Rampage puts you in a series of cities with tall buildings to scale and punch into rubble while avoiding military attacks.  Seriously, that’s pretty much it.  If you wanted depth and complexity from a game about giant monsters punching buildings, you’re going to be disappointed.  If you want fun, quality gameplay, though, you’ve come to the right place, because the game really controls well and is a blast to play.  It’s a bit of a quarter-muncher since there’s not a lot of ways to regain health (eating humans and bits of fruit give you a little back) and a lot of damage comes your way that you are expected to pretty much tank (it doesn’t do a lot of damage, but it does add up over time and through all the levels), so you’re basically expected to keep feeding it coins to continue.  It’s still fun enough to make it worth it, and with emulation, you can feed it as many virtual quarters as you want.

There were a bunch of home console ports, but the arcade version is still the best.  Play it.  It’s fun.  Enjoy.

And if I sound a bit loopy right now, I just got back from a tiring session at the dentist, so I’m not at my best.  Sadly I can’t think of a good dentist-Rampage connection, so we’ll just leave it at that.  Play videogames, avoid dentists.  Brush and floss, folks.

 

 

BurgerTime (Arcade) is the Retro Game of the Week for 6 September, 2016

Released: 1982
Publisher: Data East / Bally Midway
Developer: Data East
Platform: Arcade
Genre: Platformer
Played on: MAME emulator, gamepad

I know that when I want a delicious hamburger, I want one that has been stomped on by a tiny chef over and over again while being chased by food. Yum.

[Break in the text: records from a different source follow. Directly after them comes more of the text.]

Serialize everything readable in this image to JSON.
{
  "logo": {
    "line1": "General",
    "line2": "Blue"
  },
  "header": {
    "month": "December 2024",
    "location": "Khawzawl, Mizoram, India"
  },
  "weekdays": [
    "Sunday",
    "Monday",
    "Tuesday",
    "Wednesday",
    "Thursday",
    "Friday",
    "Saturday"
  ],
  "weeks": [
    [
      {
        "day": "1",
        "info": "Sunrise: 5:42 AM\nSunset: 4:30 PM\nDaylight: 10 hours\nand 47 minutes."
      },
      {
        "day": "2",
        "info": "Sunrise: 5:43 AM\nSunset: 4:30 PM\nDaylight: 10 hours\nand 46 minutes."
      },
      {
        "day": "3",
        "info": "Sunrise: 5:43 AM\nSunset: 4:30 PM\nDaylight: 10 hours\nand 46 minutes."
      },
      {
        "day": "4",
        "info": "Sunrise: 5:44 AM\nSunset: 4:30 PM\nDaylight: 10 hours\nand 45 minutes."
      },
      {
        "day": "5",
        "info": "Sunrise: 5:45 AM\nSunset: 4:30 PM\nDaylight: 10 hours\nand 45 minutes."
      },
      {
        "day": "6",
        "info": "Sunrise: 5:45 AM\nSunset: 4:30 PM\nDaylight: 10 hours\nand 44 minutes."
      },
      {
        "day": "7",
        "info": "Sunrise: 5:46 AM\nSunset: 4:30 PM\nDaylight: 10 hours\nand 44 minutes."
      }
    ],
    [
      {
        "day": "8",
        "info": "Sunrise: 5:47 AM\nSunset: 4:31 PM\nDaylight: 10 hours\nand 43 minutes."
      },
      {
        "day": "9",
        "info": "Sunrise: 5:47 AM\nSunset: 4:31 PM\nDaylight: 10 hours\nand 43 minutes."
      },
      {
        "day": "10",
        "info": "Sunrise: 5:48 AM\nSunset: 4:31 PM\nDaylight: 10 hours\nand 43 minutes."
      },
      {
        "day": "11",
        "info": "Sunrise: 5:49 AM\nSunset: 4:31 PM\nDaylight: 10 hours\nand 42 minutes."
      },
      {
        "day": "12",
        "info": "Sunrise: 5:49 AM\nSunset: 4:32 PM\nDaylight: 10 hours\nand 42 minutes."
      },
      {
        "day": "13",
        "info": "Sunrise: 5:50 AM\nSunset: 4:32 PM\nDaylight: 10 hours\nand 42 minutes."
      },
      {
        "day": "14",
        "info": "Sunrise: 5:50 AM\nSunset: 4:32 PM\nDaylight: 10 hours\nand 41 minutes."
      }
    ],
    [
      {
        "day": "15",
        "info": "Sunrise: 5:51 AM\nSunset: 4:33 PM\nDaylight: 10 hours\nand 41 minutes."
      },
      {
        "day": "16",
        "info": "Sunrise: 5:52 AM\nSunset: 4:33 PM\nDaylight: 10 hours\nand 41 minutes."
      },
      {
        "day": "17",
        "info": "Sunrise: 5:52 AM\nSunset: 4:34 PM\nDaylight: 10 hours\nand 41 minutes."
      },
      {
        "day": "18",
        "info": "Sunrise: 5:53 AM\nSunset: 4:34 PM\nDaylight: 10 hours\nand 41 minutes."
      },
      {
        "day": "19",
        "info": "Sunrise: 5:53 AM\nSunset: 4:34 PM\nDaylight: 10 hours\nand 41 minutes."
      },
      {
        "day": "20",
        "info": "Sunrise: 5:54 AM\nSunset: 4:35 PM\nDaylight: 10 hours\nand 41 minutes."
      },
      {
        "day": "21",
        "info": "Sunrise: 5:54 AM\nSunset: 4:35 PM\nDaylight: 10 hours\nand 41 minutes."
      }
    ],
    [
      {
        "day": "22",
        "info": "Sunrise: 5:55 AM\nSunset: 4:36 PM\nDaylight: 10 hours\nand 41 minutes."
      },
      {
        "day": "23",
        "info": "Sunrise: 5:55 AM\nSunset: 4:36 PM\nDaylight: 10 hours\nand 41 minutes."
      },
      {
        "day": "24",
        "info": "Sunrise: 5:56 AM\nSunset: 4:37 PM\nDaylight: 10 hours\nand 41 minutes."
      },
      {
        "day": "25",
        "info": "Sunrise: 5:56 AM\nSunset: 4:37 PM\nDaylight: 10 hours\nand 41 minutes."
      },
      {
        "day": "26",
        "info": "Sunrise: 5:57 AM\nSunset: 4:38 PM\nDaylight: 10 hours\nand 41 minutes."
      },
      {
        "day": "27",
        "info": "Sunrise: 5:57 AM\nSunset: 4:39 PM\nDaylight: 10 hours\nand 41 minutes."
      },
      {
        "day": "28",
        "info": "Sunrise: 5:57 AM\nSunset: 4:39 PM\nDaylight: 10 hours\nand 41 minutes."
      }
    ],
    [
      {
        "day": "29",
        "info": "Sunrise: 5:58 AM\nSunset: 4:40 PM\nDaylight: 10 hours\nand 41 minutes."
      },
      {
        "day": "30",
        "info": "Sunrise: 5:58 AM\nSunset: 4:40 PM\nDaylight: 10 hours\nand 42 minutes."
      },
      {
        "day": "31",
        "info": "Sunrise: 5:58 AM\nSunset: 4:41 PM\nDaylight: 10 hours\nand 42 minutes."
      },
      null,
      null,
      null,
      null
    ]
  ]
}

BurgerTime is a typically weird and nonsensical arcade game where the goal is to build hamburgers.  Each part of a hamburger is on a different level of a ladder-connected series of platforms, and you, a tiny little chef (or a normal sized chef making enormous hamburgers) must walk across each part (ew!) to make them drop down to a lower platform, and, eventually, onto a plate where it is assembled into a finished burger.  Meanwhile, you’re being chased by other foods, apparently angry that you dare… make hamburgers?  (Yeah, this is why videogames shouldn’t have stories.  It’s best when you accept the weirdness on its own terms and just play the damn game.)  You can stun them by sprinkling a limited supply of pepper on them, and squish them by dropping a hamburger part on them.  If they get stunned on a part of the hamburger that you walk across and drop, their weight will allow the parts to continue dropping more than just one level, as the hamburger parts do normally.

Of course, the strategy in this game is the same as many maze chase games — lure, avoid, and accomplish what you need while the enemies are trying to catch back up to you.  It seems best to use the limited supply of pepper to ensure a quick burger drop rather than an offensive/defensive weapon normally, but many times you will find yourself in jeopardy and need to use it as such.  The fun part of this game is the strategy you will need to use to do all of this effectively.

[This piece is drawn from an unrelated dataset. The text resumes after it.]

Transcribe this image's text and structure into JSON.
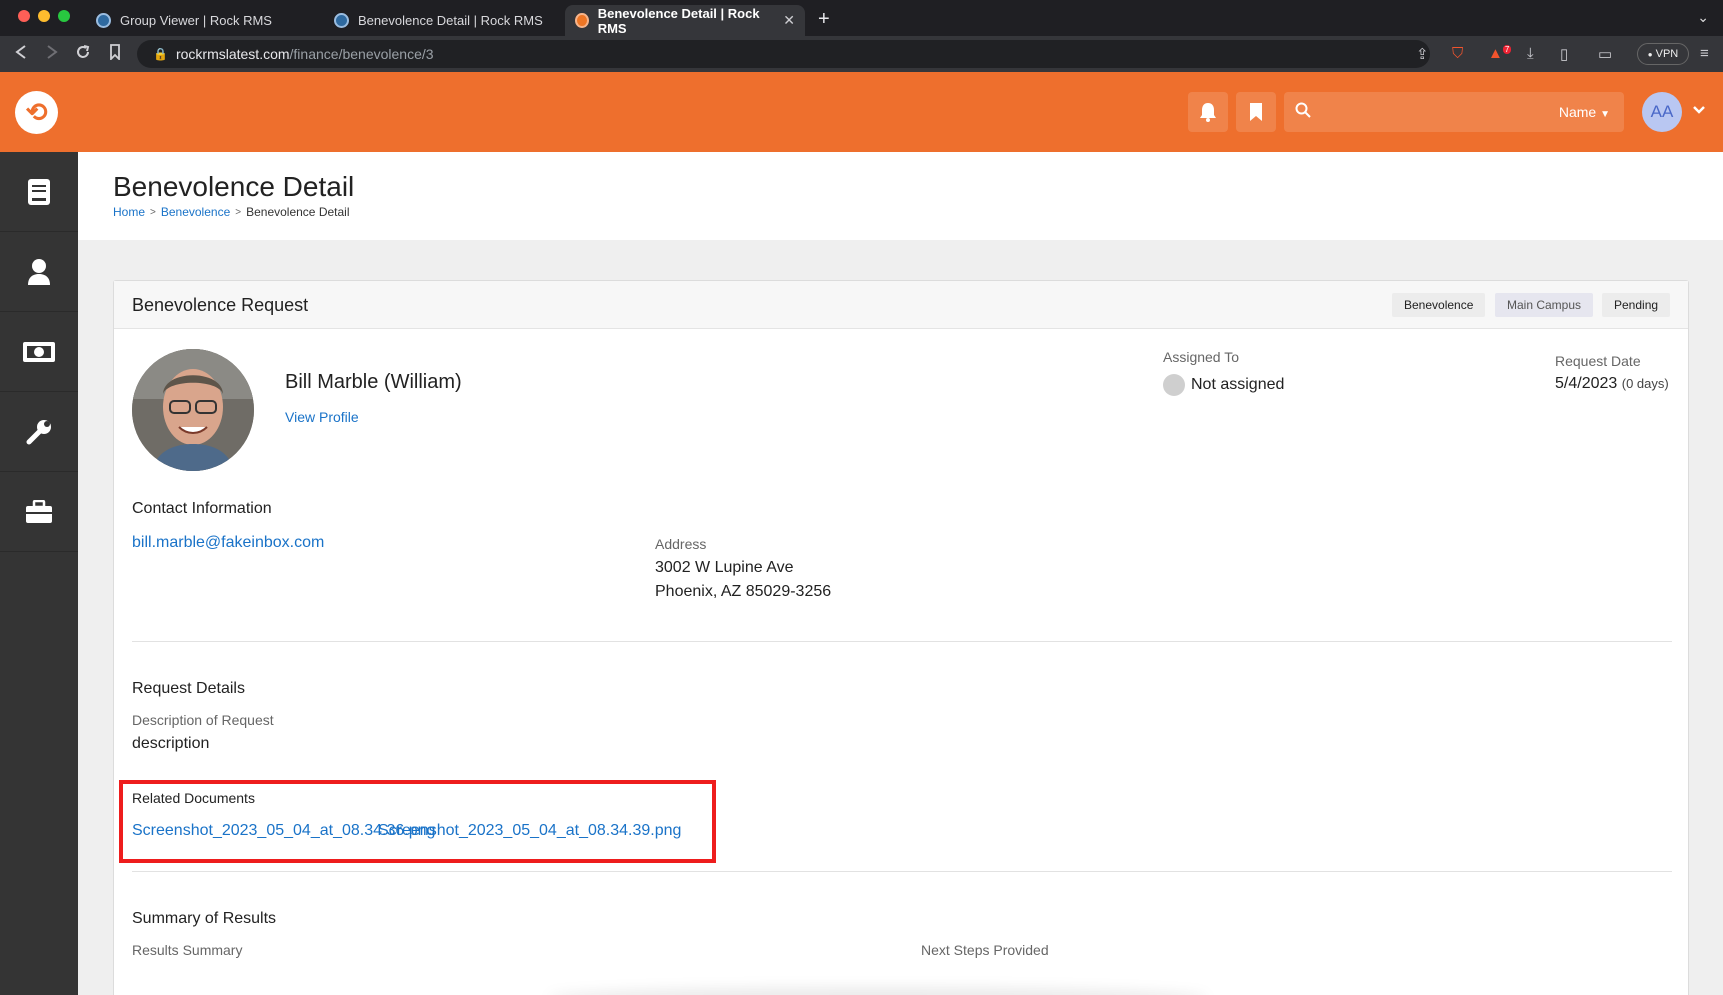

However, when playing this game via emulation, I noticed a problem that I really didn’t seem to remember having playing this back in the arcade: the game is really exact on moving off and on to ladders, and many times I would get stuck trying to get off or on one, causing me to lose lives I really shouldn’t be losing.  (This is demonstrated in the above video, and why I chose to upload one that didn’t get very far in the game but demonstrated several control problem attempts.)  I am not sure if it’s just me, or the emulation, or the controller I’m using, but I really don’t remember having these problems.  It’s still a fun game, but my memory of it is now a bit tainted by these issues that have cropped up.

Still, if you want to have the thrill of creating burgers with shoeprints all over them, this is your game.  Seriously, yuck.